Rabbi Schmidt contracted coronavirus and was hospitalized for an entire week while connected to oxygen. He is now staying at home, still connected to oxygen, but hopes within days to breathe on his own.
"On Shabbos Shuva eve they took me by ambulance because I couldn't breathe to Laniado Hospital," he said. "I was transferred to Beilinson. I was hospitalized for a total of a week in the coronavirus ward in Beilinson and on the Thursday before Sukkot I was released, with G-d's help, and I'm starting to recover.
"On Shabbat I didn't feel well, and I called an ambulance and thank G-d in the end I stayed home." He added: "I'm being cared for here at home. The last two days I've felt better. I'm still connected to oxygen and it will take a few more days, but I feel better. It's in the process, I'm getting less oxygen, and I feel much better. In a few more days I hope I'll come off the oxygen here."
He said, "I take good care of myself, I kept to myself very much. In the yeshiva I kept the rules in a thorough way and I didn't infect almost anyone. I walked around with a mask all the time and I didn't walk around much in the yeshiva. We made capsules for the staff and because we were careful, thank G-d there was almost no infection, but my family was infected.
"At the hospital it was just terrible and horrible," Rabbi Schmidt said of his week of hospitalization. "It's a terrible and horrible place.

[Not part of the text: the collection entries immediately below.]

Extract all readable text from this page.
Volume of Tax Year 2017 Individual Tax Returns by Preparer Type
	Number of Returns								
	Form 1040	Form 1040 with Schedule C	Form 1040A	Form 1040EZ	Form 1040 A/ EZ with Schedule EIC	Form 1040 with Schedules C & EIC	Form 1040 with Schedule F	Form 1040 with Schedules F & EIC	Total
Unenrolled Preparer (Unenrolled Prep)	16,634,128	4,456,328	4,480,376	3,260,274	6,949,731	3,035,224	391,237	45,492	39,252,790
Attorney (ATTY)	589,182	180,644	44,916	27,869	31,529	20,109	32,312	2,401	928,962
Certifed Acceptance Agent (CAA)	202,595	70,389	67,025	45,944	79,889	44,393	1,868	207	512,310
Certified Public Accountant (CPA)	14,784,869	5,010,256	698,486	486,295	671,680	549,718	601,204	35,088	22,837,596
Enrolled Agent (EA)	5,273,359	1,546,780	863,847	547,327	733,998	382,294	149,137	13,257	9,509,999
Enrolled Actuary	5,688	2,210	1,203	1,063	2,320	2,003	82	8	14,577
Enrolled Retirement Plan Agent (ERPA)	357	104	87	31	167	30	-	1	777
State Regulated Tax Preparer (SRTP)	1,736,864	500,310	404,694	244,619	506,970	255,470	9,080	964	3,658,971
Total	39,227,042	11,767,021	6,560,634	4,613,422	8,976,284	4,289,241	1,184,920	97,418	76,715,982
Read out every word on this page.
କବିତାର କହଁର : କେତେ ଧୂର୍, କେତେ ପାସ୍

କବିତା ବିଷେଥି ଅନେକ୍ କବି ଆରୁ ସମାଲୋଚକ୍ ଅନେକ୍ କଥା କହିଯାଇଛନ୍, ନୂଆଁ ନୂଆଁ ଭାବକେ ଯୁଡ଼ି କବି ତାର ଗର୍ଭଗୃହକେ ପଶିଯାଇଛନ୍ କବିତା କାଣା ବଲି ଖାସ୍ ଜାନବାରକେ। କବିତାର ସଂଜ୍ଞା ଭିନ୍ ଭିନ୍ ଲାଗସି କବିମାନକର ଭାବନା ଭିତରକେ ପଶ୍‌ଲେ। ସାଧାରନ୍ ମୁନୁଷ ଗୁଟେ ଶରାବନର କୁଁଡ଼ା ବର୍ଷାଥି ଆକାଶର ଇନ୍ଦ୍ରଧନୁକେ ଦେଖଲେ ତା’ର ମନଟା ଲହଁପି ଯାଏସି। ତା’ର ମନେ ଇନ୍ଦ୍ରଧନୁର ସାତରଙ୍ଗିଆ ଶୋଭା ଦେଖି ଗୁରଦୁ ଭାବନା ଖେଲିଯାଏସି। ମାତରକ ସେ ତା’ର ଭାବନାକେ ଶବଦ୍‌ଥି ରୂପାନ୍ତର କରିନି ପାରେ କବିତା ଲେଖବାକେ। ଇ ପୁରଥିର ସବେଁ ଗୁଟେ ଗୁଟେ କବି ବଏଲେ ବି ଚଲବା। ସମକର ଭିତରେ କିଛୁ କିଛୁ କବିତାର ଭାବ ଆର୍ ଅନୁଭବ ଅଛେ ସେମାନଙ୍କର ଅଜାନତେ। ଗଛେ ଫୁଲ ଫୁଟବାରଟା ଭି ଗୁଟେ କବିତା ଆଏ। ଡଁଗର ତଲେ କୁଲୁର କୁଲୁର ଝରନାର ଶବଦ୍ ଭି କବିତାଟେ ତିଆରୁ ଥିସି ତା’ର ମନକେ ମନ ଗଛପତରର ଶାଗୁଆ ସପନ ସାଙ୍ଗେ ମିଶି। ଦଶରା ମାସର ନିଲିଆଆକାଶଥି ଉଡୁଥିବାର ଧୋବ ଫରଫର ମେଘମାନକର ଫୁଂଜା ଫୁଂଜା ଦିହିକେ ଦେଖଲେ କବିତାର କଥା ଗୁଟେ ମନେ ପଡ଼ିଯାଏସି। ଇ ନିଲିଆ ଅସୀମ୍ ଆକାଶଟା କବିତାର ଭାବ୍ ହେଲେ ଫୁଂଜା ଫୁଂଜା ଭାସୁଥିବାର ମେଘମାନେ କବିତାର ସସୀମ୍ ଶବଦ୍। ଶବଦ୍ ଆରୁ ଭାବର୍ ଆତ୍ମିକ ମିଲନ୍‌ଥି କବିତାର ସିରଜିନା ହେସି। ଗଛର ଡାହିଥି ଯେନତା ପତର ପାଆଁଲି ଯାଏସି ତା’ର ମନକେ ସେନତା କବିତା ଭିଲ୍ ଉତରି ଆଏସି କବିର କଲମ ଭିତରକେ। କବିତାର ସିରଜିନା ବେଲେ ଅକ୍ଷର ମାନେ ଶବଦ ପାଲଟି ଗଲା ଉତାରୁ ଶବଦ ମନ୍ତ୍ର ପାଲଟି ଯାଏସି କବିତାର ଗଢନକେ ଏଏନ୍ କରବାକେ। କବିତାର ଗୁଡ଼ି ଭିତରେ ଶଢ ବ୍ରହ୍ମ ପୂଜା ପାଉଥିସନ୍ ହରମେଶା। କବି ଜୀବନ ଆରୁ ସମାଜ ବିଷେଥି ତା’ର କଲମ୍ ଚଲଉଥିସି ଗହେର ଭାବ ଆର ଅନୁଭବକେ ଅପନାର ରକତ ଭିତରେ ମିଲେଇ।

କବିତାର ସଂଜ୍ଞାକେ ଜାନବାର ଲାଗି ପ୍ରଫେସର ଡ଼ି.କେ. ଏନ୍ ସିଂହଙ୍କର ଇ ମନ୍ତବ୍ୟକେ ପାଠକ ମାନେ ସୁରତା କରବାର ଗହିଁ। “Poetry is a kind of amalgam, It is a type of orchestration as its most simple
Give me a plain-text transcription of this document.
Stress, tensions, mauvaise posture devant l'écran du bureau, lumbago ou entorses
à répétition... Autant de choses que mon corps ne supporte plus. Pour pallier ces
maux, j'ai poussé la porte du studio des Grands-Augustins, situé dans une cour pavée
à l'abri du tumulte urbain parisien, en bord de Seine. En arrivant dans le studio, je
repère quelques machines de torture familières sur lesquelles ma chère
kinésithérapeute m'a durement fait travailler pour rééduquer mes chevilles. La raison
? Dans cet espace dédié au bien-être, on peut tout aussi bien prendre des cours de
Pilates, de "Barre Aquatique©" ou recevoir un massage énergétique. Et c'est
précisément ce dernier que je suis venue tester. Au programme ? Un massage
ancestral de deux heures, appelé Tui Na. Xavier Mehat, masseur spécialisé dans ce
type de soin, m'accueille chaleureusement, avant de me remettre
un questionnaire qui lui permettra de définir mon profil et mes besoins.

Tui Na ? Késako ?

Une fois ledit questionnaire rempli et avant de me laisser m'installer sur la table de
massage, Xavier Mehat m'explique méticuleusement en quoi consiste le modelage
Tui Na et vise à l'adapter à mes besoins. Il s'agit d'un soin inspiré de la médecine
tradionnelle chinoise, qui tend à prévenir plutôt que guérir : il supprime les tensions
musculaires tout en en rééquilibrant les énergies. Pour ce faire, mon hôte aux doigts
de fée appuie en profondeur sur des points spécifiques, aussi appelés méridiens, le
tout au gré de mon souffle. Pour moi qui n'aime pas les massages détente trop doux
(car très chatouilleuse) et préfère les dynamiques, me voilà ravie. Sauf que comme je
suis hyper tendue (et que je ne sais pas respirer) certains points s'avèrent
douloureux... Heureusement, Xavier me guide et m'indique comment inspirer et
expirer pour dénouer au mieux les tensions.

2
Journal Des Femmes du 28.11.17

At home I am surrounded by family, people come to the entrance of the sukkah and the entrance to the house, keeping extreme distancing rules."
He wanted to convey a message. "I think one of the most important things in this era is for everyone to unite," he said. "I think we should just have a lot of love for each other. It's not just that we have the four species on Sukkot, the four types all go into the sukkah. We aren't different from each other. I'm not talking about all sectors. I'm talking about religious Zionism."